The Byzantine emperor gathered his forces near Constantinople and set out to meet the Pecheneg army as soon as possible. Meanwhile, the Pechenegs had crossed the Haemus Mountains (Balkan Mountains) and encamped near the city of Beroia in Thrace. The emperor at first offered the Pecheneg chiefs presents, offering to grant them a treaty that was favourable to their interests. The Pechenegs were successfully duped by this deception and were therefore taken by surprise when the Byzantines suddenly launched a major attack on their defensive wagon fort, or laager. The Pechenegs fought as waves of horse archers, firing arrows continuously. They relied on their laager as a rallying point, depot for arrow resupply, and a point of last defence. The battle was hard fought, and John was wounded in the leg by an arrow. However, the Byzantines forced the Pechenegs back and penned them in their laager. This defence proved effective, and it was not until John led the Varangian Guard, the elite heavy infantry force of the Byzantine emperors, against the wagons that their protection was breached.
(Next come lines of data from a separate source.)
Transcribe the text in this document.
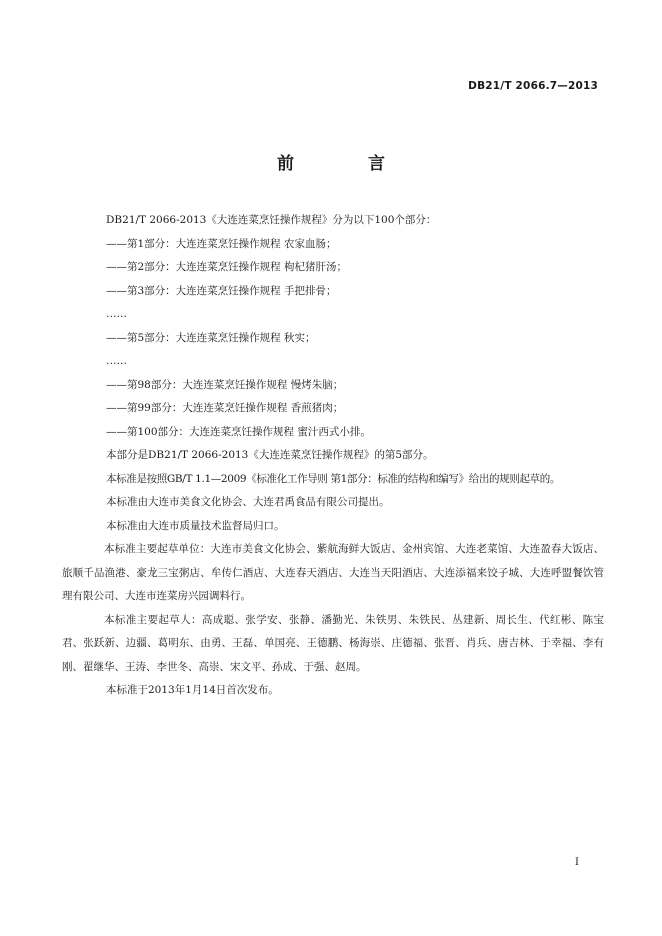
DB21/T 2066.7—2013
前 言

DB21/T 2066-2013《大连连菜烹饪操作规程》分为以下100个部分：

——第1部分：大连连菜烹饪操作规程 农家血肠；

——第2部分：大连连菜烹饪操作规程 枸杞猪肝汤；

——第3部分：大连连菜烹饪操作规程 手把排骨；

……

——第5部分：大连连菜烹饪操作规程 秋实；

……

——第98部分：大连连菜烹饪操作规程 慢烤朱脑；

——第99部分：大连连菜烹饪操作规程 香煎猪肉；

——第100部分：大连连菜烹饪操作规程 蜜汁西式小排。

本部分是DB21/T 2066-2013《大连连菜烹饪操作规程》的第5部分。

本标准是按照GB/T 1.1—2009《标准化工作导则 第1部分：标准的结构和编写》给出的规则起草的。

本标准由大连市美食文化协会、大连君禹食品有限公司提出。

本标准由大连市质量技术监督局归口。

本标准主要起草单位：大连市美食文化协会、紫航海鲜大饭店、金州宾馆、大连老菜馆、大连盈春大饭店、旅顺千品渔港、豪龙三宝粥店、牟传仁酒店、大连春天酒店、大连当天阳酒店、大连添福来饺子城、大连呼盟餐饮管理有限公司、大连市连菜房兴园调料行。

本标准主要起草人：高成聪、张学安、张静、潘勤光、朱铁男、朱铁民、丛建新、周长生、代红彬、陈宝君、张跃新、边疆、葛明东、由勇、王磊、单国亮、王德鹏、杨海崇、庄德福、张晋、肖兵、唐吉林、于幸福、李有刚、翟继华、王涛、李世冬、高崇、宋文平、孙成、于强、赵周。

本标准于2013年1月14日首次发布。

I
The Varangians, armed with their distinctive Danish axes, hacked their way through the Pecheneg wagon fort, collapsing the Pecheneg position and causing a general rout in their camp. The Byzantine victory was complete, and the Pecheneg survivors were taken captive and enlisted into the Byzantine army.

==Aftermath==
The Byzantine victory effectively destroyed the Pechenegs as an independent force. For some time, significant communities of Pechenegs remained in Hungary, but eventually the Pechenegs ceased to be a distinct people and were assimilated by neighbouring peoples such as the Bulgarians and Magyars. For the Byzantines, the victory did not immediately lead to peace since the Hungarians attacked Braničevo, the Byzantine outpost on the Danube, in 1128. Yet, the victory over the Pechenegs, and later the Hungarians, ensured that much of the Balkan peninsula would remain Byzantine, allowing John to concentrate on extending Byzantine power and influence in Asia Minor and the Holy Land.